The evidence showed that testatrix was elderly, weak, and exceptionally vulnerable to undue influence. She suffered from a complete stroke, adult onset diabetes, hypertension with cerebral complications, and an occasional aphasia, or inability to express herself or to understand language, caused by hardening of the arteries to the brain. At times she was not lucid, spoke “gibberish,” and did not comprehend what was being said to her. These problems existed several months before testatrix made her will, as well as afterwards, and were alleviated somewhat by certain medicines prescribed for her; but when her will was made she had stopped taking her medicine for awhile. Her personal physician testified that on occasion she could be led. The husband of one of the propounders, Mrs. Llewellyn, arranged for an attorney to meet with testatrix and make her will. Just a few weeks later Mrs. Llewellyn obtained a power of attorney and thereafter controlled testatrix’s business affairs and property, some of which was sold, including the lot that was to have been devised to caveator. .

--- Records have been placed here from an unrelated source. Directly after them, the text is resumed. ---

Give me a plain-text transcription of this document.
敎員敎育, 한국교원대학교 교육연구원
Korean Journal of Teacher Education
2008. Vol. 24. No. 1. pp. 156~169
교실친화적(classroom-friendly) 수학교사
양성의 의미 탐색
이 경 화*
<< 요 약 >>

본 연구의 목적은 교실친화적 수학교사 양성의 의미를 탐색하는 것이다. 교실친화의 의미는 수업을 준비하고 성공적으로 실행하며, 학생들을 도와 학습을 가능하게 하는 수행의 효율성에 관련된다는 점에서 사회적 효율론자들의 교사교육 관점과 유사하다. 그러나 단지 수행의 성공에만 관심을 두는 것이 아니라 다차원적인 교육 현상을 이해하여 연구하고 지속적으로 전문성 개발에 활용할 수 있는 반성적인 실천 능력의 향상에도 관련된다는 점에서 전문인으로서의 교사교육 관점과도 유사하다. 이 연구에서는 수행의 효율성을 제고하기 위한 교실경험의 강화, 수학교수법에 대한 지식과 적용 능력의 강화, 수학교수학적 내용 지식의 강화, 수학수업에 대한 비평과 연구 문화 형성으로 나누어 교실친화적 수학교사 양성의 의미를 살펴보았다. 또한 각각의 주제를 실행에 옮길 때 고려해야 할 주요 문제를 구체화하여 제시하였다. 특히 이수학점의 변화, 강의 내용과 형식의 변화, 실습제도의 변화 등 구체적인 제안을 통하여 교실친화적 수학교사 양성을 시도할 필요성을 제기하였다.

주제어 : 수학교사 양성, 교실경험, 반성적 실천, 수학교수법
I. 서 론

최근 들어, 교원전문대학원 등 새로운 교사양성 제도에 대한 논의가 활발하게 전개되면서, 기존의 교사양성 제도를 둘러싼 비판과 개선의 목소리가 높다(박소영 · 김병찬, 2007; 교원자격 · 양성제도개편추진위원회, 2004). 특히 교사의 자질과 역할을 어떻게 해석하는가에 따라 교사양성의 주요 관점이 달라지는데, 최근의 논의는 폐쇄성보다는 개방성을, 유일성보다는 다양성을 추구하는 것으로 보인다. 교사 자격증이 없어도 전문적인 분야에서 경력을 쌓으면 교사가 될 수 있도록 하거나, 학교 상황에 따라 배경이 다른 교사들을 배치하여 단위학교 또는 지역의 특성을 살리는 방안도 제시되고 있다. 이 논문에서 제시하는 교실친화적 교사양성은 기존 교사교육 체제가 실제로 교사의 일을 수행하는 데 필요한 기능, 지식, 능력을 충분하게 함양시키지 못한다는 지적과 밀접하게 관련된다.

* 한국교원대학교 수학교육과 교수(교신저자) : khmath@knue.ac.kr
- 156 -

Caveator and testatrix had a close and loving relationship and she had promised to will to him and his mother some land in Texas. Equitable reasons existed for her doing that, since ca-veator’s parents had lost the land some years earlier in a loan transaction that was given the form of a sale, and each of the several times caveator’s parents and caveator tried to get testatrix and the other interested relatives to accept repayment of the loan and to convey the property back, testatrix told them not to worry about it, as she was going to will the property back to *232them. Yet despite these promises, apparently made in good faith, testatrix’s will devised all the Texas property and nearly everything else to propounders. This was evidence that testatrix’s will departed from her earlier settled testamentary intent, and along with the other evidence tends to show that her will was unduly influenced. Though each individual fact by itself may have little probative weight, collectively they support the verdict and judgment appealed from in my opinion. That caveator’s evidence does not provide direct proof of undue influence is not fatal, since the nature of undue influence is such that direct proof of it rarely exists. In re Andrews, supra.

My vote, therefore, is to affirm the judgment.